Sebagai informasi, dalam Peraturan Menteri Perhubungan Nomor PM 58 Tahun 2013 Tentang Penanggulangan Pencemaran di Perairan dan Pelabuhan, pada BAB III PROSEDUR Pasal 5, berbunyi:
(1) Prosedur scbagaimana dimaksud dalam Pasal 3 ayat (2) huruf a terdiri atas:
a. prosedur penanggulangan pencemaran tier 1;
b. prosedur penanggulangan pencemaran tier 2; dan
c. prosedur pcnanggulangan pencemaran tier 3.
(2) Setiap unit kegiatan lain dan pclabuhan wajib memiliki prosedur penanggulangan pencemaran tier 1.
(3) Prosedur penanggulangan pencemaran tier 2 dan prosedur penanggulangan pencemaran tier 3 sebagaimana dimaksud pada ayat (1) huruf b dan huruf c disesuaikan dengan kondisi dan tingkat pencemaran bcrdasarkan peraturan perundangundangan.
(4) Prosedur penanggulangan pencemaran tier 1 sebagaimana dimaksud pada ayat (1) huruf a, dilaksanakan pada penanggulangan pencemaran yang terjadi di perairan dan atau pelabuhan yang bersumber dari kapal, unit kegiatan lain, dan kegiatan kepelabuhanan yang mampu ditangani oleh personil, peralatan, dan bahan yang tersedia pada unit kegiatan lain dan pelabuhan.
(5) Prosedur penanggulangan pencemaran tier 2 sebagaimana dimaksud pada ayat (1) huruf b, dilaksanakan pada penanggulangan pencemaran yang terjadi di perairan dan atau pelabuhan yang bersumber dari kapal, unit kegiatan lain, dan kegiatan kepelabuhanan yang tidak mampu ditangani oleh personil, peralatan, dan bahan yang tersedia pada unit kegiatan lain dan pelabuhan berdasarkan tingkatan tier 1.
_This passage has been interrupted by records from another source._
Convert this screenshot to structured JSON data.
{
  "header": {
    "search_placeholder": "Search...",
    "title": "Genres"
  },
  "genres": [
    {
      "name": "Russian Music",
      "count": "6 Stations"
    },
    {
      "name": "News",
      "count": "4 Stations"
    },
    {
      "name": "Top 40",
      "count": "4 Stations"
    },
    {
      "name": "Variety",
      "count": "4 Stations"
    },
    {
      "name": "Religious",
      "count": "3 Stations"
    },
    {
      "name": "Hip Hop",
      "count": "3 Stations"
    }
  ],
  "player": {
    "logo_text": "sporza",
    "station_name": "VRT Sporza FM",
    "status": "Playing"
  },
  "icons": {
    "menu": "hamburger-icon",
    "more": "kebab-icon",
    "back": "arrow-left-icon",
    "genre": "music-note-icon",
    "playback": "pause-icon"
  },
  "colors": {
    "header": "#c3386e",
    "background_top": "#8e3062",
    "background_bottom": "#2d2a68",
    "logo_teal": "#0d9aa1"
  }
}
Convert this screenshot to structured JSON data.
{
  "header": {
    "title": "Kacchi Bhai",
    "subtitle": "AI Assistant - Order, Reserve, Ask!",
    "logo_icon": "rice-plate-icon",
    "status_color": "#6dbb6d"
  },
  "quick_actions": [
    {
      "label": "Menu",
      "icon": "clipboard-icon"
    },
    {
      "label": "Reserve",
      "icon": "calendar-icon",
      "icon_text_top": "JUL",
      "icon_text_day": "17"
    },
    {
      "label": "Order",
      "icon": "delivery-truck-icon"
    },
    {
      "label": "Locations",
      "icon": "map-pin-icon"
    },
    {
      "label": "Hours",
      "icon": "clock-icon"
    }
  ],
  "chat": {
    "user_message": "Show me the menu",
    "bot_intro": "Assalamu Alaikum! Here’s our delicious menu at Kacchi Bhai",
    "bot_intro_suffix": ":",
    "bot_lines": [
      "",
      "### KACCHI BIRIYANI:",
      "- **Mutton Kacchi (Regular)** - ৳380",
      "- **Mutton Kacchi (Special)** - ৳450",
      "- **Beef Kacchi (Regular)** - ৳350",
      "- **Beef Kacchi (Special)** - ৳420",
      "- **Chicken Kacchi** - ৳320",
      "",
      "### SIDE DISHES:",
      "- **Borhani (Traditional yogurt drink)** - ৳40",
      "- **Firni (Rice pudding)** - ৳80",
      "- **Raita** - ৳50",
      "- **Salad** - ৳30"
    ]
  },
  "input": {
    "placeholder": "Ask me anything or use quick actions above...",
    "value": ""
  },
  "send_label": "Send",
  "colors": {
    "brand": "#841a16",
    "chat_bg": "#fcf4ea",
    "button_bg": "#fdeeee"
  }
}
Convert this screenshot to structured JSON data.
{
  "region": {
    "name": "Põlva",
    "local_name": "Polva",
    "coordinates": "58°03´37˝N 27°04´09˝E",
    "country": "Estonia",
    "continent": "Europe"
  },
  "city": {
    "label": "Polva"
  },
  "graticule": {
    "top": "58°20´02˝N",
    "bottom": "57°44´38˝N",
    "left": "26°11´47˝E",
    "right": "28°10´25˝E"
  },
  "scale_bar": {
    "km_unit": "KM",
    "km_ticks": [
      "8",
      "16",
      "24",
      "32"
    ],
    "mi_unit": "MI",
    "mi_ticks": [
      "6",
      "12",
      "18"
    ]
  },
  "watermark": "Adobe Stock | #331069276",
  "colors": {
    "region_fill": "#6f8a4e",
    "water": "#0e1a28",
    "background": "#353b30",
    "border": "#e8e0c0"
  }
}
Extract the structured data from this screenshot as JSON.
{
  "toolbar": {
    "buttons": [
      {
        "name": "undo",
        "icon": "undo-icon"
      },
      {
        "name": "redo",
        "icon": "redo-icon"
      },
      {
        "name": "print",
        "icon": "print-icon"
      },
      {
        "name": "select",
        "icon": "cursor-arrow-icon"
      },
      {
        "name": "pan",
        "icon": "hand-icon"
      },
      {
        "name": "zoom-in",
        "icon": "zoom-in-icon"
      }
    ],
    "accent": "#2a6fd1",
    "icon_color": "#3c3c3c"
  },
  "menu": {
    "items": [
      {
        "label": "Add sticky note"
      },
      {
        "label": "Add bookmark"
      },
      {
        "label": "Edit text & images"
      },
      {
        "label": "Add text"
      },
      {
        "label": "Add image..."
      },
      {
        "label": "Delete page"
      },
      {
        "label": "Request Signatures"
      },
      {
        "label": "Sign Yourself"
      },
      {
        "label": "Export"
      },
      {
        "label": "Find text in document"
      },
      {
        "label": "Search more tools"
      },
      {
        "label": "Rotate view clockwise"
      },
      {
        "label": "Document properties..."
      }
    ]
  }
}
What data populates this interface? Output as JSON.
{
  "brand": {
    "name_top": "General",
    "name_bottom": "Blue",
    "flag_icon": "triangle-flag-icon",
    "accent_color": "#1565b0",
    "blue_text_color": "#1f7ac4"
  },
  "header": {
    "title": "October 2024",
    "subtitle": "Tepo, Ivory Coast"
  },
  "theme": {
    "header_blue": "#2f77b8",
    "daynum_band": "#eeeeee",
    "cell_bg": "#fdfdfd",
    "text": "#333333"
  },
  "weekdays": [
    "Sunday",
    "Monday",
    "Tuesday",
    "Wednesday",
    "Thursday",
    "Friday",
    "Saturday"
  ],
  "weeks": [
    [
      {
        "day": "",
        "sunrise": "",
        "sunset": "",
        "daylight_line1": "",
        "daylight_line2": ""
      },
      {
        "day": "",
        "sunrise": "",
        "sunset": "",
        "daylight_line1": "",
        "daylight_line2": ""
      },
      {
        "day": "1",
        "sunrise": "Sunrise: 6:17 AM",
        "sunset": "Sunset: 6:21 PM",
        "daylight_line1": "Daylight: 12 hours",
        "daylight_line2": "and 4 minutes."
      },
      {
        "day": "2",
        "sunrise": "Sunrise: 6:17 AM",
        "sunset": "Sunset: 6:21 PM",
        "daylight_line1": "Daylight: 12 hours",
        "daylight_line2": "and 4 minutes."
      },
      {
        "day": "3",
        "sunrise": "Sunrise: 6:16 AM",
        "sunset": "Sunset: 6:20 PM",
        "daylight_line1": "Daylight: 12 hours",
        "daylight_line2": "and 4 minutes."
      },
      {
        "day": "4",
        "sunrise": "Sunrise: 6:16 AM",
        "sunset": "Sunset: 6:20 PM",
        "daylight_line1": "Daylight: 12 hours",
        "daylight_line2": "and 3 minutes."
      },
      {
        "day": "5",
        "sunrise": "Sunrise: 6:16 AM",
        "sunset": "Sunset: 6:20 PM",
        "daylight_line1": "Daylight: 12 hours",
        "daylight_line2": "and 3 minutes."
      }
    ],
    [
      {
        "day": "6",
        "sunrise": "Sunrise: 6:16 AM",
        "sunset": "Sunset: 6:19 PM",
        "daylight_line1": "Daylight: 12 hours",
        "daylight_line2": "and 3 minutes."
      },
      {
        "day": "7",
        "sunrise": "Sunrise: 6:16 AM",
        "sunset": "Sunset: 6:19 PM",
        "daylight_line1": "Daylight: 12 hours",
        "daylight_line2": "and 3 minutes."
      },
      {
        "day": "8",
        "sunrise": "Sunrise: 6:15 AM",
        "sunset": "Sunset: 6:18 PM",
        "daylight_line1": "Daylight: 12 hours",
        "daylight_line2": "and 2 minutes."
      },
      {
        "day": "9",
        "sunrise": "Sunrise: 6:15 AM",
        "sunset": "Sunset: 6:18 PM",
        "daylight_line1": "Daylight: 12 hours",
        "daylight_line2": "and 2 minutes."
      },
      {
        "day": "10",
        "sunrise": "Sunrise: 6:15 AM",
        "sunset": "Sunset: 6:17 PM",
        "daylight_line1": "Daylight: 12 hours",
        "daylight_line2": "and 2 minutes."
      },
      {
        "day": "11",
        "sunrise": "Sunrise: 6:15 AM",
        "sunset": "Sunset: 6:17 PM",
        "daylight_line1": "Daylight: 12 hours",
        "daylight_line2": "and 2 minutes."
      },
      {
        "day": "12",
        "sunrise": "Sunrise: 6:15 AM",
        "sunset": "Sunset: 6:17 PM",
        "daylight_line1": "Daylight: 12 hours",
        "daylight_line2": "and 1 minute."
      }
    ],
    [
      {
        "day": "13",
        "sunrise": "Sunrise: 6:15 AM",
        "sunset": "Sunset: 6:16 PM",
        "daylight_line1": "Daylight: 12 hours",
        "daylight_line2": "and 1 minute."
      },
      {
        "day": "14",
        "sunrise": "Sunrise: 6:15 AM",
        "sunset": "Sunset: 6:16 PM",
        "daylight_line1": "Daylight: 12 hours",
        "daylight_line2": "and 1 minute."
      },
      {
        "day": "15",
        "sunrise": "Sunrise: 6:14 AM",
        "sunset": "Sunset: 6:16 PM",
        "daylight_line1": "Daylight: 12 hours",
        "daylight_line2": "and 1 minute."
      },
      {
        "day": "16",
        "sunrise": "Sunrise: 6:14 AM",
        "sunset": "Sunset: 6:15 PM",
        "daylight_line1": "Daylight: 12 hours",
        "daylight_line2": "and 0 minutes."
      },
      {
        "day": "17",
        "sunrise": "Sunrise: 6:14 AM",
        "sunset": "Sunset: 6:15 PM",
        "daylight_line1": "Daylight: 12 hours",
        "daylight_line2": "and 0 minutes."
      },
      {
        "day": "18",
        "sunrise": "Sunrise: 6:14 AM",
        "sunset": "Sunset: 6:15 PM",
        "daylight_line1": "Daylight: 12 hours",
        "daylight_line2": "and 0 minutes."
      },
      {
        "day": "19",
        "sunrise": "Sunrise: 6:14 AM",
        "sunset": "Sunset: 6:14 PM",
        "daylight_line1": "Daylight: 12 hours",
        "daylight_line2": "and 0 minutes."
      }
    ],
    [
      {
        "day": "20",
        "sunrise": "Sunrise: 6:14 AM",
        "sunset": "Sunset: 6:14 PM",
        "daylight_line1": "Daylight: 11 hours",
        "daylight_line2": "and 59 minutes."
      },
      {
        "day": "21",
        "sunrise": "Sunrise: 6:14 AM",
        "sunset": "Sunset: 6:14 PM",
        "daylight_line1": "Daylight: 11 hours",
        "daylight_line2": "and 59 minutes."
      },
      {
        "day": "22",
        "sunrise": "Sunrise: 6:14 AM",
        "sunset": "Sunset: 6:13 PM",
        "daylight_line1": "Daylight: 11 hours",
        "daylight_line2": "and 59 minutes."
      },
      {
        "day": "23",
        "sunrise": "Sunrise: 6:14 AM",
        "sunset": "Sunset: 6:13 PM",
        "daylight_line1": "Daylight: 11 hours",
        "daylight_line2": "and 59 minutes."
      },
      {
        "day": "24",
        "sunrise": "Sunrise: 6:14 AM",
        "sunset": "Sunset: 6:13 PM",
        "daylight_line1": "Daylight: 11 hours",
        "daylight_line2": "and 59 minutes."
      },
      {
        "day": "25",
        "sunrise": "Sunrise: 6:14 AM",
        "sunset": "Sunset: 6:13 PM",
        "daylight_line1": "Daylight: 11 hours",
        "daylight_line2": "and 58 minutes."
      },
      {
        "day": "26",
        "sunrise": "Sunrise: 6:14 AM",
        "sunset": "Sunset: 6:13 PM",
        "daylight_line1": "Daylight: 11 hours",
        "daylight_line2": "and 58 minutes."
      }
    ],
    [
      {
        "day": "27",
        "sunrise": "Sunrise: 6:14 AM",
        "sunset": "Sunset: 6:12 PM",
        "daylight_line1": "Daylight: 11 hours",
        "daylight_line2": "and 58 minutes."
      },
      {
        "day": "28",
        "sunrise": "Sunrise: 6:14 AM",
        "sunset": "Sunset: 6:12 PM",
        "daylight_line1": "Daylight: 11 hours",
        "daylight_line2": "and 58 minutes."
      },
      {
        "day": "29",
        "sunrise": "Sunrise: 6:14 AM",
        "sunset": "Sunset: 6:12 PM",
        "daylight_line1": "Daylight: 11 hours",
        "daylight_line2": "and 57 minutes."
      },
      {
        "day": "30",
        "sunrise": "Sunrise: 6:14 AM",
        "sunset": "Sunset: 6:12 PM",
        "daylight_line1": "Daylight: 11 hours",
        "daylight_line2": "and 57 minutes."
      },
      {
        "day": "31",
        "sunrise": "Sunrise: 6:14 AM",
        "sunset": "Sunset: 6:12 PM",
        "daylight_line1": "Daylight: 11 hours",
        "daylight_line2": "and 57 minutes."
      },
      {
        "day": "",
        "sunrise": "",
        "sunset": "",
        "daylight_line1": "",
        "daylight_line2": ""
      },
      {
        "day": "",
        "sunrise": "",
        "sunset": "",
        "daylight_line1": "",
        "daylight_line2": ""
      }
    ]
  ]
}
(6) Prosedur penanggulangan pencemaran tier 3 sebagaimana dimaksud pada ayat (1) huruf e, dilaksanakan pada penanggulangan peneemaran yang terjadi di perairan dan atau pelabuhan yang bersumber dari kapal, unit kegiatan lain, dan kegiatan kepelabuhanan yang tidak mampu ditangani oleh personil, peralatan, dan bahan yang tersedia di suatu wilayah berdasarkan tingkatan tier 2 atau menyebar melintasi batas wilayah Negara Kesatuan Republik Indonesia.
Jadi, langkah pemerintah dengan menjalin kerja sama dengan Australia dalam menanggulangi pencemaran termasuk insiden darurat tumpahan minyak di laut pun sesuai dengan perundang-undangan yang ada.
Disamping itu, untuk mengatasi peristiwa tumpahan minyak di perairan memang dibutuhkan peran serta berbagai pihak, tidak hanya dari pemerintah atau lembaga, melainkan juga masyarakat dan stakeholder lainnya seperti perusahaan jasa penanggulangan tumpahan minyak.
Oil Spill Combat Team (OSCT) Indonesia adalah salah satunya. Perusahaan ini memberikan pelatihan penanggulangan tumpahan minyak OPRC IMO LEVEL 1, 2 dan 3 diakreditasi oleh Nautical Institute dan disertifikasi oleh Direktorat Jenderal Perhubungan Laut Indonesia sesuai Standar OPRC IMO dengan harga yang kompetitif di Indonesia dan di seluruh Dunia.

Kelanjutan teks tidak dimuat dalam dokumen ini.